Sixty five years after the anniversary of Anne Frank’s death in Bergen Belsen,  the young girl remains a teenager forever, her memory kept alive by the millions who  read her story.
My 9th grade English class try to comprehend the atrocity of world history. We not only analyze the Holocaust ; we also visit a concentration camp. « It is so depressing, » Invariably students say, « why do we have to study. This ? »  Yet, painful as it may be  a young minds, we must bear witness  to the past.
I told the class that they could ever play a game by my rules or  take a test. « The game starts when we walk outside this door.  No talking.  If you speak, you will be sent back to the class room.  Bring your journal and a pen; leave everything else in the room. » 
Single file, 18 students followed me down the hall, up two flights of stairs and down a narrow passageway under the sloping roof of the old building.  I unlocked the door to an empty room, no bigger than a boxcar.  When I close the shutters on the dormer windows, I say, »This is like the black out of houses during WWII bombings. We are in the secret attic of the school.  Write a descriptive piece using all five senses.  You can imagine you are writing a journal entry during the Holocaust, you can invent a story of the Swiss hiding from their French neighbors, former oppressors, or you can pretend the teachers turned against students and I am  hiding you to save you from being taken away.  You have to survive one class period in without a sound. »
Students slouched against the sloping walls.
A couple boys scuffled  over the three wooden chairs.  Others lay on the floor.  Only the rustle
of paper and pens scratching across the lines breaks the eerie silence.  No one spoke.  Even my hyperactive drummer boy stopped tapping. 
The air was hot and stuffy from too many bodies crowded into too small of space, squeezed
so close together our elbows touched.

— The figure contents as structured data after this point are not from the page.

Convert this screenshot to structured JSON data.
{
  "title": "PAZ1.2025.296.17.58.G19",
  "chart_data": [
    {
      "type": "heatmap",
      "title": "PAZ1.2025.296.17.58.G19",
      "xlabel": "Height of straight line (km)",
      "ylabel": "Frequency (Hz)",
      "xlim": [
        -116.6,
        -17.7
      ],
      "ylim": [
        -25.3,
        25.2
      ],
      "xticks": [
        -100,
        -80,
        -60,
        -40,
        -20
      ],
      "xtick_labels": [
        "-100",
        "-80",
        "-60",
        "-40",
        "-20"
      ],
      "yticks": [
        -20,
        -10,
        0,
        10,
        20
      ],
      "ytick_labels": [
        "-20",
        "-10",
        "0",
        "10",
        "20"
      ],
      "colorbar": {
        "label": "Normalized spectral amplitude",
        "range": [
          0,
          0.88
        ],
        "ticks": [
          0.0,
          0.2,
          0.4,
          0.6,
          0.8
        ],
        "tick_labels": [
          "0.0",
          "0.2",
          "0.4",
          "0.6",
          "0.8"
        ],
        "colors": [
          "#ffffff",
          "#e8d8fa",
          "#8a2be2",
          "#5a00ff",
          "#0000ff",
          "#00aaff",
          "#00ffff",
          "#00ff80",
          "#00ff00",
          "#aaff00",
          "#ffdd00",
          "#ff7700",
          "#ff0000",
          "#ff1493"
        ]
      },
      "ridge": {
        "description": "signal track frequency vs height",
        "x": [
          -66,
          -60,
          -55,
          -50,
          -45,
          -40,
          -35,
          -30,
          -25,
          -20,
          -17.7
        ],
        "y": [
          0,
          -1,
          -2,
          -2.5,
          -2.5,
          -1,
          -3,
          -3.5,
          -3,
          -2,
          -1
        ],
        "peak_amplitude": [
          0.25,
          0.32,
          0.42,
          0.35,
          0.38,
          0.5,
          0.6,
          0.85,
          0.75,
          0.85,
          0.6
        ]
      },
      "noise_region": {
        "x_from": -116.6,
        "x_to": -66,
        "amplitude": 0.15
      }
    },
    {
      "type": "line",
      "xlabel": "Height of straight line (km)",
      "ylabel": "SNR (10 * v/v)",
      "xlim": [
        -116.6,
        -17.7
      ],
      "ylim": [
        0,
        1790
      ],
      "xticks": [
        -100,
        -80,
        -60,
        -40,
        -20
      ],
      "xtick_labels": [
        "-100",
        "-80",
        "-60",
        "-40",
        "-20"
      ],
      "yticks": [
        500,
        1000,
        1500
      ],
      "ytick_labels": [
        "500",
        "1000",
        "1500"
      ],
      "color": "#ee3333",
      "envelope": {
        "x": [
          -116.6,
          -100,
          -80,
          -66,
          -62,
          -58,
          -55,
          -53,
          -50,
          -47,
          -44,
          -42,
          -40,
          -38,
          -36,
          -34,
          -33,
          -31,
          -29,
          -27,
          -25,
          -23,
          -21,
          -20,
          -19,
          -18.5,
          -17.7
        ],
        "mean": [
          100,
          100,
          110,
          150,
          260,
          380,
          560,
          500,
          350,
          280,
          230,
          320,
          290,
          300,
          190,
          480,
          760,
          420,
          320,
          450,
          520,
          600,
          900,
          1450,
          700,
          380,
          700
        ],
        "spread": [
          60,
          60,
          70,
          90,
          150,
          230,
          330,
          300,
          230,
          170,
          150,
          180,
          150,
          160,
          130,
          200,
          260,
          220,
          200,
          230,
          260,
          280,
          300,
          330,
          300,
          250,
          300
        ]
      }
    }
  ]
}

I felt like I was suffocating.
My thirteen-year old students were the same age as Anne Frank when she went into
hiding.  How different their lives?  Affluent kids from privileged backgrounds dressed in designer jeans and shirts, feet clad in various name brand of tennis shoes in rainbow colors.  My six girls, a minority, stopped writing occasionally to brush their long, luxurious hair from their bright, inquisitive eyes.
 I glanced around the room at my students -American, British, Czech, French, German, Guadamalean, Indian, Italian, Japanese, Scandinavian, Swiss , Trinidadian, -not long ago we were divided by ideology in a world war.  Allies vs. Nazis, the axis of evil, set to annihilate all but the Aryan race. Today we are classmates and friends at an international school without walls in Switzerland, a neutral country without borders.
« I feel locked, not in a room, but within myself, » one Israeli student wrote. « Even though we are not alone without communication we’re not together. The intense atmosphere of silence can quickly make the toughest mind fragile. »
« I feel oppressed. » wrote another.  « My back hurts  from sitting on the floor.»
I cannot help but compare these kids to those of Anne Frank’s time or to my generation coming of age at the heels of the Civil Rights and Women’s movement.  I pods, I pads, Internet, cell phones,
television, today’s teens connected 24/7 by instant messaging and the world wide web.  When was the last time these children listened to silence, turned out the universe and tuned into the self ? 
These multi cultured, multi ethnic, children are our future.  They are the ones who will stop nuclear war, negotiate peace, end terrorism, prevent oil spills and contain other man made disasters with more cooperation, better technology, brighter minds.
And I the aging teacher will become a shadow of the past, a faded memory of an era when I
tried to change lives  the old fashioned way, one idea at a time.